Lying on bright green grass,
a field of water stretched around us like a womb,
watching skater punks glide up and down
the concrete curves of this city.
Rows of anchored sailboats clank-clanking together in a strange windchime.
He sat facing the water; I lay on my stomach facing him,
scribbling in my little notebook, people watching.
My tired feet swayed in the air, glad not to be treading
down another wordless museum corridor.
His silence seemed personal. His eyes were elsewhere.
His body said, "No trespassing." "Don't ask." "Go home."

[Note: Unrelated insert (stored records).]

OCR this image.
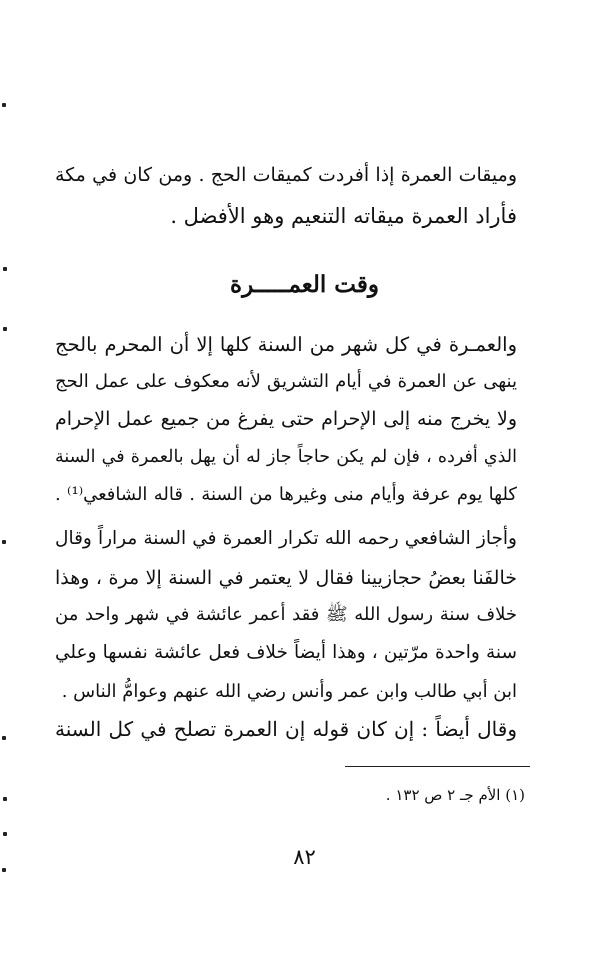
وميقات العمرة إذا أفردت كميقات الحج . ومن كان في مكة
فأراد العمرة ميقاته التنعيم وهو الأفضل .
وقت العمـــــرة
والعمـرة في كل شهر من السنة كلها إلا أن المحرم بالحج
ينهى عن العمرة في أيام التشريق لأنه معكوف على عمل الحج
ولا يخرج منه إلى الإحرام حتى يفرغ من جميع عمل الإحرام
الذي أفرده ، فإن لم يكن حاجاً جاز له أن يهل بالعمرة في السنة
كلها يوم عرفة وأيام منى وغيرها من السنة . قاله الشافعي⁽¹⁾ .
وأجاز الشافعي رحمه الله تكرار العمرة في السنة مراراً وقال
خالفَنا بعضُ حجازيينا فقال لا يعتمر في السنة إلا مرة ، وهذا
خلاف سنة رسول الله ﷺ فقد أعمر عائشة في شهر واحد من
سنة واحدة مرّتين ، وهذا أيضاً خلاف فعل عائشة نفسها وعلي
ابن أبي طالب وابن عمر وأنس رضي الله عنهم وعوامُّ الناس .
وقال أيضاً : إن كان قوله إن العمرة تصلح في كل السنة
(١) الأم جـ ٢ ص ١٣٢ .
٨٢
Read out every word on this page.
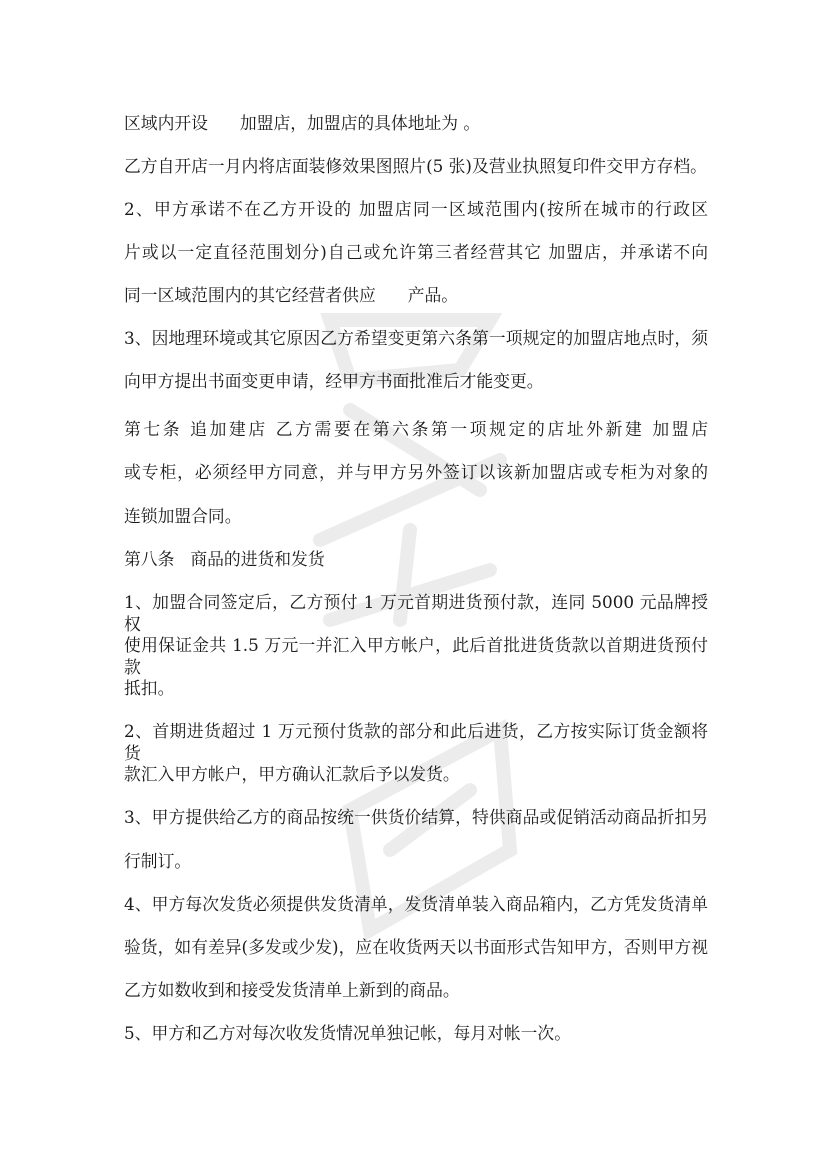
区域内开设      加盟店，加盟店的具体地址为 。
乙方自开店一月内将店面装修效果图照片(5 张)及营业执照复印件交甲方存档。
2、甲方承诺不在乙方开设的 加盟店同一区域范围内(按所在城市的行政区
片或以一定直径范围划分)自己或允许第三者经营其它 加盟店，并承诺不向
同一区域范围内的其它经营者供应      产品。
3、因地理环境或其它原因乙方希望变更第六条第一项规定的加盟店地点时，须
向甲方提出书面变更申请，经甲方书面批准后才能变更。
第七条 追加建店 乙方需要在第六条第一项规定的店址外新建 加盟店
或专柜，必须经甲方同意，并与甲方另外签订以该新加盟店或专柜为对象的
连锁加盟合同。
第八条   商品的进货和发货
1、加盟合同签定后，乙方预付 1 万元首期进货预付款，连同 5000 元品牌授权
使用保证金共 1.5 万元一并汇入甲方帐户，此后首批进货货款以首期进货预付款
抵扣。
2、首期进货超过 1 万元预付货款的部分和此后进货，乙方按实际订货金额将货
款汇入甲方帐户，甲方确认汇款后予以发货。
3、甲方提供给乙方的商品按统一供货价结算，特供商品或促销活动商品折扣另
行制订。
4、甲方每次发货必须提供发货清单，发货清单装入商品箱内，乙方凭发货清单
验货，如有差异(多发或少发)，应在收货两天以书面形式告知甲方，否则甲方视
乙方如数收到和接受发货清单上新到的商品。
5、甲方和乙方对每次收发货情况单独记帐，每月对帐一次。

Why had I come 1400 miles to this silent, hostile solitude?
Because I was invited.
Because my world was bobbing to and fro
and I wanted him to say, "Shhhh, be still." and it would be still.
I wanted to see his face because I thought
the quiet of his eyes was as good as my words.

Later on, in the subway's rumble and jolts,
he glanced at me, wordless, behind his sunglasses.
In his apartment, as the dewy, gray morning light filled the air like breath,
the smell of him, his shoulders and back,
rose as he slept, windows open, in a pocket of distant city sounds.
I leaned toward him as we rode up the airport escalator,
breathing him in, a last-minute attempt to find him and keep him,
to carry him with me somehow.

I kept my eyes on Lake Michigan
for as long as I could.
Clouds were passing; farmland started to appear.
His honey-leather smell lingered
on my bags, in my mind, would sleep there for days.
My stomach still washes with adrenaline, remembering my anxiety
at the threat of the smallest intimacy and the death of his indifference.
The plane roared and was cold; I wished for
his over-sized flannel all the way back to this flat, forsaken state.
But we are going about the rest our lives now, leaving this one behind.
We never did have a clear direction,
but now I see it: He is East. I am West.